Football: the beautiful game and also, sadly, one of the grubbiest. So much money sloshes around at the top that corruption and scandal are as much a part of football’s history as Italia 90. So to the news that the likeness of the late Diego Maradona, one of the all-time greats, has now been removed from EA’s FIFA 22. The reason? An intractable licensing dispute over who has the rights to profit from him.
Start up FIFA 22 and you’ll be greeted with this message:
“Due to a third party legal dispute, we must suspend Diego Maradona from appearing in FIFA Ultimate Team Packs, Ultimate Draft and the Soccer Aid World XI team.
“As such, Diego Maradona Icon Items will no longer be made available in Packs, SBCs and FUT Draft, and their price range has been fixed until further notice.

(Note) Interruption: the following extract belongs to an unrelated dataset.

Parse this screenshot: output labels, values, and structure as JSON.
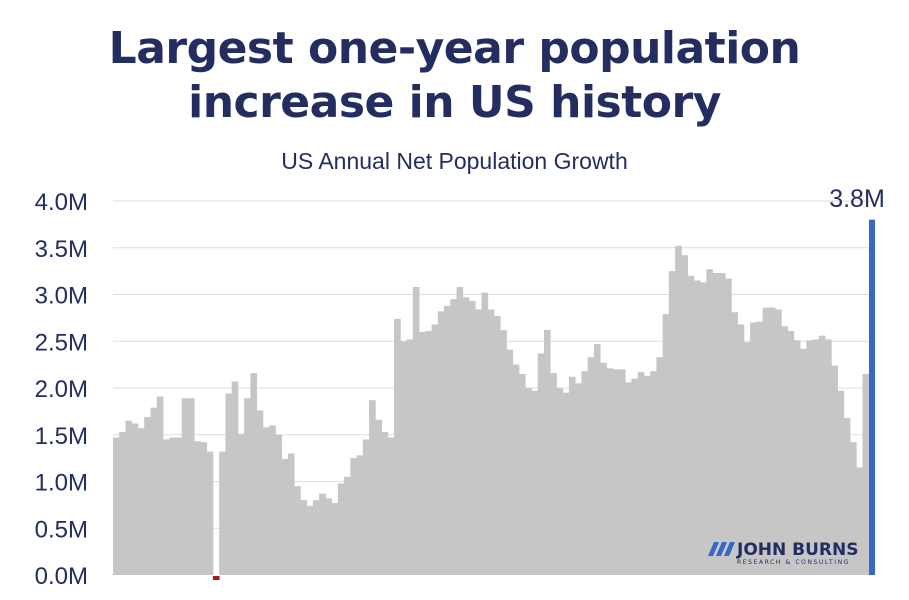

“We share our fans’ disappointment and hope to bring one of football’s greatest icons back in the game at some point in the future.”
Last year an Argentinian court paved the way for this, ruling that EA had negotiated for the likeness rights with an individual who didn’t hold them: Stefano Ceci, Maradona’s former manager. But this is just part of a much larger legal battle, one that involves Maradona’s children and a company called Sattvica that is co-owned by Maradona’s former lawyer, Matias Morla.
Sattvica was founded in 2015, shortly after Maradona signed over his brand and likeness rights to Morla. Diego Maradona died in November 2020. After this Sattvica claimed it owned the rights to his brand and likeness, and has since been litigating worldwide to assert this claim.
The back-and-forth is between Sattvica and Maradona’s daughters, Dalma Nerea Maradona Villafane and Dinorah Gianina Maradona Villafane. It has all been rather unsavoury. The sisters accused Morla of “betrayal, dishonesty, and abuse” in his management of the star’s rights following his death. For his part, Morla said they “abandoned” their father and filed a complaint alleging digital bullying.
There have been various suits: the latest, filed in Florida earlier this year, accuses the pair of profiting off their father’s name (as reported by IPTech).
The beautiful game. I give the context to emphasise that this situation may not be resolved for quite a while. As perhaps the greatest player in history, Maradona’s brand rights are a goldmine and will presumably remain so for a long time to come: this legal battle will go all the way. And no matter how big FIFA the videogame is, or how much money it can throw around, you can’t buy the rights until it’s clear who owns them.
So the unthinkable has happened: Maradona’s on the bench, and will remain so for a good while. It’s all just rather sad, even if predictable, that the Golden Boy’s death has been followed by such a scrabble over owning what he was in life.
As the videogame FIFA has become ever-more intertwined with the real-world sport over the last decade, so too has publisher EA had to deal with some of the unpleasant realities around real-world football: recent examples include removing a Manchester United player accused of rape, and removing Russian and Belarusian teams entirely following the war in Ukraine.